DFB-Kapitän Kimmich zum Scherzen aufgelegt
"Es ist jetzt immer noch nicht so, dass ich glücklich vom Platz gehe, wenn ich ein Spiel verliere. Aber ich kann alles ein bisschen besser einordnen. Das liegt natürlich auch an meinen Kids und meiner Familie Zuhause. Das hilft mir extrem", sagte der vierfache Familienvater. Geduldig und ausführlich stand er über 30 Minuten lang Rede und Antwort. Strebsam wie eh und je, mit klarer Kante - und neuerdings auch gerne einmal mit einem selbstironischen Spruch.
Zum Beispiel hier: "Wir wollen den Weg dorthin (Richtung WM 2026, Anm. d. Red.) so positiv wie möglich gestalten." Eine eindeutige Fußballer-Floskel, die Kimmich selbst direkt als solche enttarnte, kurz abstoppte, und mit einem Grinser in Richtung Reporter gestand: "Ja, das kostet."

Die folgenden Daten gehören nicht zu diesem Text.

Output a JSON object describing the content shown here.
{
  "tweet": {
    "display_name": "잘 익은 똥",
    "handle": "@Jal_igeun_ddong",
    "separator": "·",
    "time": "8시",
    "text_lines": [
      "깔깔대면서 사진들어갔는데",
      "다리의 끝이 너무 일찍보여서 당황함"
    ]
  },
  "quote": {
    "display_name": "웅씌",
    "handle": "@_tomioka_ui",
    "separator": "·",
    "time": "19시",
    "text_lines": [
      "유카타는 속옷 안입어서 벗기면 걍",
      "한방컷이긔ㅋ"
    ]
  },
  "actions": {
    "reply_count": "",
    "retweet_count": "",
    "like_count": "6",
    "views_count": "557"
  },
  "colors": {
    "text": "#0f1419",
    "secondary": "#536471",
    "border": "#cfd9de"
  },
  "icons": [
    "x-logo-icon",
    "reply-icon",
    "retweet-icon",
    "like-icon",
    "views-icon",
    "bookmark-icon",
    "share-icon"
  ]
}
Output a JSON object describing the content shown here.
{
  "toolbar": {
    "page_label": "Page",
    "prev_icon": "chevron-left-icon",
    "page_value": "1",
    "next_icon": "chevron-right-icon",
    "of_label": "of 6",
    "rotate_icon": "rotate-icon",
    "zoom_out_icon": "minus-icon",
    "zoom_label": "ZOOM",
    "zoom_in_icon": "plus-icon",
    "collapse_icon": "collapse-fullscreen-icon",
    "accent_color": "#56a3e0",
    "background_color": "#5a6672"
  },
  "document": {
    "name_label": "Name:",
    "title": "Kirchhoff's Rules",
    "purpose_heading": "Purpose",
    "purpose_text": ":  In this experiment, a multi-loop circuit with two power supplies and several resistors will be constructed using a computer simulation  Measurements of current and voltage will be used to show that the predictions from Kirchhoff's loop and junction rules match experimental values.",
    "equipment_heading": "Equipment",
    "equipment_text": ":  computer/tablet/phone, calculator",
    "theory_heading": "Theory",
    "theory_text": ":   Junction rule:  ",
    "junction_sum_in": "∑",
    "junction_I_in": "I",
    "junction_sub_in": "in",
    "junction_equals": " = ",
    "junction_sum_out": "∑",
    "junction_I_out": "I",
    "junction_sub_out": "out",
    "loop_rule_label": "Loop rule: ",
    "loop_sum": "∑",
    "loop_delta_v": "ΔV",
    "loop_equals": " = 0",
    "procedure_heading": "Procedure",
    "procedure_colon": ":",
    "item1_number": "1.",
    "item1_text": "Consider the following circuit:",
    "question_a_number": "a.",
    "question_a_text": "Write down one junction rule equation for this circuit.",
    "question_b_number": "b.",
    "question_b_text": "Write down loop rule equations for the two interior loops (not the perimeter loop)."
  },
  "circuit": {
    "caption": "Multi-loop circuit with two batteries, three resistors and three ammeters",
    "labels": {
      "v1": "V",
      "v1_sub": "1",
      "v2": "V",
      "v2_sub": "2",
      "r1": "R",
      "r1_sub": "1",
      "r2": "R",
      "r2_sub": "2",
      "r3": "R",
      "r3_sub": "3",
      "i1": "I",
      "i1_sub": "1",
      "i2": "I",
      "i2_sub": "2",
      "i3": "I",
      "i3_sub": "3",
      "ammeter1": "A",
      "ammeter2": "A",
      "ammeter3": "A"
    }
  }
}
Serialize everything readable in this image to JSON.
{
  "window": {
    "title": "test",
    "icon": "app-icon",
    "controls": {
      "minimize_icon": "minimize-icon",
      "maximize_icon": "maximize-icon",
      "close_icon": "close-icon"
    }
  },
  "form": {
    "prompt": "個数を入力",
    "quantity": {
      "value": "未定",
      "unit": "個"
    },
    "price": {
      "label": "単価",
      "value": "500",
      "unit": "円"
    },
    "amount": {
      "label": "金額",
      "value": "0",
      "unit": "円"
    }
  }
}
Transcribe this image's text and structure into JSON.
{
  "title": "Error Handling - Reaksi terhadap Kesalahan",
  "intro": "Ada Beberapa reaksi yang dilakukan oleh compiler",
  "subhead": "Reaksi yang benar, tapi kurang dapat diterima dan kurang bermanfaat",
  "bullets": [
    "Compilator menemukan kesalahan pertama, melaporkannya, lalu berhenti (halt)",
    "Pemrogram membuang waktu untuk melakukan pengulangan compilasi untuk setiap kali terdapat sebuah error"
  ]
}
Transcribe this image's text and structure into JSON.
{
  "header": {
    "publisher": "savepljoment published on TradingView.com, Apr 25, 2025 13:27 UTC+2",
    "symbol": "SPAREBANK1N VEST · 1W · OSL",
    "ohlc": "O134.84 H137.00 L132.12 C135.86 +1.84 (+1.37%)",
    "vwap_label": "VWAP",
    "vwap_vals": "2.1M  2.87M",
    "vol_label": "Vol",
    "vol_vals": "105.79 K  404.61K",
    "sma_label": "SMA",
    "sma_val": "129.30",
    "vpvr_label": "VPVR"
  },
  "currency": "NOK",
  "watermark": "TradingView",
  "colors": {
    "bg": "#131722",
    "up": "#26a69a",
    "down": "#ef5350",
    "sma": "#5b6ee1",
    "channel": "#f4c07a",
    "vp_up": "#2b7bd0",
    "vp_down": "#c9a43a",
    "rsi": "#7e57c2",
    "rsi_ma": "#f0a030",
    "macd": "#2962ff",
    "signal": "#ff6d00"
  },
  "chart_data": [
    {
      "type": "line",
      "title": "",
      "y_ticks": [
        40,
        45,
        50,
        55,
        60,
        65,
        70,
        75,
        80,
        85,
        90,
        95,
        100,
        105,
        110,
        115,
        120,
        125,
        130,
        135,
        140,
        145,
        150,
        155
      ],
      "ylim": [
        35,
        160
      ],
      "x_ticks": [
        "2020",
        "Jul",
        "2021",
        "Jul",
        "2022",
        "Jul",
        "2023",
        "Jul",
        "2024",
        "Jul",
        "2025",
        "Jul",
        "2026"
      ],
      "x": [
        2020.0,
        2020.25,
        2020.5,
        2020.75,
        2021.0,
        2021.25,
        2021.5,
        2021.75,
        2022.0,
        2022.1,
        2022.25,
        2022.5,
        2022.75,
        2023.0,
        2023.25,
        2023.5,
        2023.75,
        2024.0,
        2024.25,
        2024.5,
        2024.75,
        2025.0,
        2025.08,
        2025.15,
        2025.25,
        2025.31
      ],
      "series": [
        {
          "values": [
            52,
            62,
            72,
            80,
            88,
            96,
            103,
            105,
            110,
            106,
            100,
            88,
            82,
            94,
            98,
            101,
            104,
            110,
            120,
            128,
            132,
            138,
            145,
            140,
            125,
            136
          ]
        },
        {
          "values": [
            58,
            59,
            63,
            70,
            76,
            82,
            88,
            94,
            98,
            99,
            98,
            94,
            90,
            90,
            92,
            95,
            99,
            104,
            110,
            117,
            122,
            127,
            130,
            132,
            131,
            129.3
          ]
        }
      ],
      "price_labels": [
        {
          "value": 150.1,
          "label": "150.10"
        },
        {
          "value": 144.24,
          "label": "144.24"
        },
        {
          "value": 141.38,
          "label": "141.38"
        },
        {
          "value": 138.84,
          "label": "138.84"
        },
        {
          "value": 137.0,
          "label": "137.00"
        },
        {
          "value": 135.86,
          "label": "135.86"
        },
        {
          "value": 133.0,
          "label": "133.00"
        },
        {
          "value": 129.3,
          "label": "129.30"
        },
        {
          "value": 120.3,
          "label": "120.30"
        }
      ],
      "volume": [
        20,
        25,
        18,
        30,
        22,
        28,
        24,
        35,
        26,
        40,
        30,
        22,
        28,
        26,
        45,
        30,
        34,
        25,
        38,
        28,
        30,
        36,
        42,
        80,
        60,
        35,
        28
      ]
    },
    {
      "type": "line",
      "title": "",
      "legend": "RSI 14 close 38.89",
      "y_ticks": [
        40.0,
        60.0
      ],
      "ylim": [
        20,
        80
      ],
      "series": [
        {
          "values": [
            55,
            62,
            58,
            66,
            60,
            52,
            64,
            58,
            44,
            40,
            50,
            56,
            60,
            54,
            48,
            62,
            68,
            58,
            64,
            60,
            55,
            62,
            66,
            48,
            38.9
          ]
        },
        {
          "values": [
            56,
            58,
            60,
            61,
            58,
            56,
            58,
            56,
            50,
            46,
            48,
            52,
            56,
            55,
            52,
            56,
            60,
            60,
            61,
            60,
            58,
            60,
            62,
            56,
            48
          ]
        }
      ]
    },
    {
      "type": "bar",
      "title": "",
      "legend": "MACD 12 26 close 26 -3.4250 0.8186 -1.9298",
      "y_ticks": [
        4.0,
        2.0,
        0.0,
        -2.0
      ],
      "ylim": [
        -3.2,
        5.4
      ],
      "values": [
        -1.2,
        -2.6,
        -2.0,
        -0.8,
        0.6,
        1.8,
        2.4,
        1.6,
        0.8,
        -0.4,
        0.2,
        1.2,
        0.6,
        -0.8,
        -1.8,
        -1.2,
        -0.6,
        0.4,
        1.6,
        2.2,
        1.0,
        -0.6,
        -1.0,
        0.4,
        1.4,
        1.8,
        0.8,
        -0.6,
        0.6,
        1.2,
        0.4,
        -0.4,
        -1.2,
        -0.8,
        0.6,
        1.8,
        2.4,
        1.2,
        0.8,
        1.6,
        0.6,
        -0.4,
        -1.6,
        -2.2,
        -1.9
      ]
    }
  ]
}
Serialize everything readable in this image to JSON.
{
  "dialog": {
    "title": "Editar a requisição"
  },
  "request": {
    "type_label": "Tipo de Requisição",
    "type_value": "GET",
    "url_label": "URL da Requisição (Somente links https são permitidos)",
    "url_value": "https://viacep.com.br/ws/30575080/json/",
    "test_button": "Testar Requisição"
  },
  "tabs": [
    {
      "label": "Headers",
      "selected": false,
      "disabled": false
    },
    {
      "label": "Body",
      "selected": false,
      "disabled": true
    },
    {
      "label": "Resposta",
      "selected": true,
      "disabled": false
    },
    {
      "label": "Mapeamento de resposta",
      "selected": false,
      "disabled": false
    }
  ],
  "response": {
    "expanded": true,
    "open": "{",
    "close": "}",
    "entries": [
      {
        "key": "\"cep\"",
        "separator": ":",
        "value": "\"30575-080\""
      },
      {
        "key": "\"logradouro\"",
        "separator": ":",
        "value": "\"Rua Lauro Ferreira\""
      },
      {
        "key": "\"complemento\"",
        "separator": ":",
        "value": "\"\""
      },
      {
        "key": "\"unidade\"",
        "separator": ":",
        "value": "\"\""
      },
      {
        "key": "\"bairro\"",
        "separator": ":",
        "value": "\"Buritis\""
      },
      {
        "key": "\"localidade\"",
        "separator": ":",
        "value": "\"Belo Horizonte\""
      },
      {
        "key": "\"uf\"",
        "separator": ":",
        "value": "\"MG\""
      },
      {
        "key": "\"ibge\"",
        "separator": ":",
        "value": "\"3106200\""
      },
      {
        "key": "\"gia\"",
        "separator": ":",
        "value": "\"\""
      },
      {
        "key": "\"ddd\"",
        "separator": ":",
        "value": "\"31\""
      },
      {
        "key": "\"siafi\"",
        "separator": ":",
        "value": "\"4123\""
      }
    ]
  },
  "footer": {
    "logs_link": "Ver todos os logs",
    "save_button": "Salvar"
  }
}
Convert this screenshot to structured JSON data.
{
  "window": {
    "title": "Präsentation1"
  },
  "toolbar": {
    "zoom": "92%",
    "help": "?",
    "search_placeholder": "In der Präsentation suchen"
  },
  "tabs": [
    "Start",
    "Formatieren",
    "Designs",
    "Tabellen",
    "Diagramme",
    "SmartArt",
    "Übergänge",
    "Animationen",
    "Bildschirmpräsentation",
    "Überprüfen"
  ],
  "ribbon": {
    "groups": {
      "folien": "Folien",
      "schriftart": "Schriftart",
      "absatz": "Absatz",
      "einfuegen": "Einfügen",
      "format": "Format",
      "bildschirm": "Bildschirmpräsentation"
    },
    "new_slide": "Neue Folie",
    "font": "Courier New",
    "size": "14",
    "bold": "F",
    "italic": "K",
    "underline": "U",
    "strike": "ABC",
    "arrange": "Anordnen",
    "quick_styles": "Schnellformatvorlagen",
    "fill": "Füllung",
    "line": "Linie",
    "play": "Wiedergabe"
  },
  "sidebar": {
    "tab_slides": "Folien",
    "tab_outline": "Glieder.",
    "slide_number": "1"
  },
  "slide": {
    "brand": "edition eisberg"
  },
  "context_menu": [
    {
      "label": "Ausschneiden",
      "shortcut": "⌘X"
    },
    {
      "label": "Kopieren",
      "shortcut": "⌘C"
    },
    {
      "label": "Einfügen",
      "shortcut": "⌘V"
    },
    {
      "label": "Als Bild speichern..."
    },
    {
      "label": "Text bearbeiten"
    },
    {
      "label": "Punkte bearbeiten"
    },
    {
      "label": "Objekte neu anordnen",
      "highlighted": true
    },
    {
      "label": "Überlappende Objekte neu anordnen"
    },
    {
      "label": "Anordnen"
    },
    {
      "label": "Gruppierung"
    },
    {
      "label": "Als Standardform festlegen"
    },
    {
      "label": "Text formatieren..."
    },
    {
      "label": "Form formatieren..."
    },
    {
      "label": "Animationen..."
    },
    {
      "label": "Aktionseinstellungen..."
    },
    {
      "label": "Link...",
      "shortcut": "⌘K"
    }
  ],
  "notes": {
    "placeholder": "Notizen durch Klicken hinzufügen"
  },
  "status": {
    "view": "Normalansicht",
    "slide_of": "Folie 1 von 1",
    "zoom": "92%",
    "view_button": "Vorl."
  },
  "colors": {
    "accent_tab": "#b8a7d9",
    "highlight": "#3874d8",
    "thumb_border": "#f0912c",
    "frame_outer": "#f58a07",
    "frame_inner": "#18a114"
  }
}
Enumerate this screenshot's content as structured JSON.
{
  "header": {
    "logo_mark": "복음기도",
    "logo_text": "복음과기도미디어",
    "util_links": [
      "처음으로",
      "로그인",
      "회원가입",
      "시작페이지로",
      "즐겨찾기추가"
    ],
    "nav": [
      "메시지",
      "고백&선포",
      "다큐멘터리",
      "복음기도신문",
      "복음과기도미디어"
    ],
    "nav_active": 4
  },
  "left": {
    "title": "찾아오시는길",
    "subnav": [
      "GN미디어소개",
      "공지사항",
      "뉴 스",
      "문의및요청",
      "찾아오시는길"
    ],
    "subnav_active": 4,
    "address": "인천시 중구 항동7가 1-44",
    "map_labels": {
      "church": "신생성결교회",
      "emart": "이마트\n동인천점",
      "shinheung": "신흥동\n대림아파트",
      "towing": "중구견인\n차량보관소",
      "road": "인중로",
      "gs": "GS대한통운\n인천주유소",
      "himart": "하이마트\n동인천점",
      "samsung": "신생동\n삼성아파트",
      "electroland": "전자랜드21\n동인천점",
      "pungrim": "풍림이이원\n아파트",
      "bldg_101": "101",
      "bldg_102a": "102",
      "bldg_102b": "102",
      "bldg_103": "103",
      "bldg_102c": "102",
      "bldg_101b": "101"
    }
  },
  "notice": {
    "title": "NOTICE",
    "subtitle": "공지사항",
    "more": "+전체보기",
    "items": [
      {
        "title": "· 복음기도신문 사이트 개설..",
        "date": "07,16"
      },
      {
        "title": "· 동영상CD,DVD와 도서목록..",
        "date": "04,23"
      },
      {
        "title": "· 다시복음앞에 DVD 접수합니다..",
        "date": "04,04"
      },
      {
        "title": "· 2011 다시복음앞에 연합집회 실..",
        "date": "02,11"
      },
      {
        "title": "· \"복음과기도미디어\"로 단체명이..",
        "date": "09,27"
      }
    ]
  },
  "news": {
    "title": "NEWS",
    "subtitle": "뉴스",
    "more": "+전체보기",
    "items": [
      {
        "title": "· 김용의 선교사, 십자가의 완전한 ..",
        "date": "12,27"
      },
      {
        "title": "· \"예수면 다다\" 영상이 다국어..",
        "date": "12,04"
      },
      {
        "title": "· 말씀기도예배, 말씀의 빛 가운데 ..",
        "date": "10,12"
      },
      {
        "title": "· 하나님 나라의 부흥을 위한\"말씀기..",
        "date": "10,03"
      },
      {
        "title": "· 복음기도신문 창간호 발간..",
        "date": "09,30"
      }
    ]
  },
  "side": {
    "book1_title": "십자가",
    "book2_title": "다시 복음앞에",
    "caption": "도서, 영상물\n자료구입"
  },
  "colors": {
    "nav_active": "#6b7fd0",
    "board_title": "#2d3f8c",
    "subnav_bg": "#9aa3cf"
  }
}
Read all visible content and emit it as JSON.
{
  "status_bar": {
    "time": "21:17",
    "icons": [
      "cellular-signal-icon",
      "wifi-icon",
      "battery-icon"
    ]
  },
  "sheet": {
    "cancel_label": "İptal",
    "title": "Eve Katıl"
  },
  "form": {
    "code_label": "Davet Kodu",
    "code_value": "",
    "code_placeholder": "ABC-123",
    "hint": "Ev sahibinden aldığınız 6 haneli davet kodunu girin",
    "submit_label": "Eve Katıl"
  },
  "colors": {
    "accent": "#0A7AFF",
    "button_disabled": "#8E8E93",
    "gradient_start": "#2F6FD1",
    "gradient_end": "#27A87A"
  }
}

Vom "absoluten Tiefpunkt" zum neuen DFB-Gerüst
Die neue Lockerheit, sie ist auch Teil des neuen Selbstverständnisses beim DFB. Seit seinem Debüt im Mai 2016 musste der Nationalspieler Kimmich zahlreiche Krisen durchschreiten: Die WM-Blamagen 2018 und 2022, dazwischen das 0:6 gegen Spanien, im letzten November die Doppel-Niederlage gegen die Türkei und Österreich.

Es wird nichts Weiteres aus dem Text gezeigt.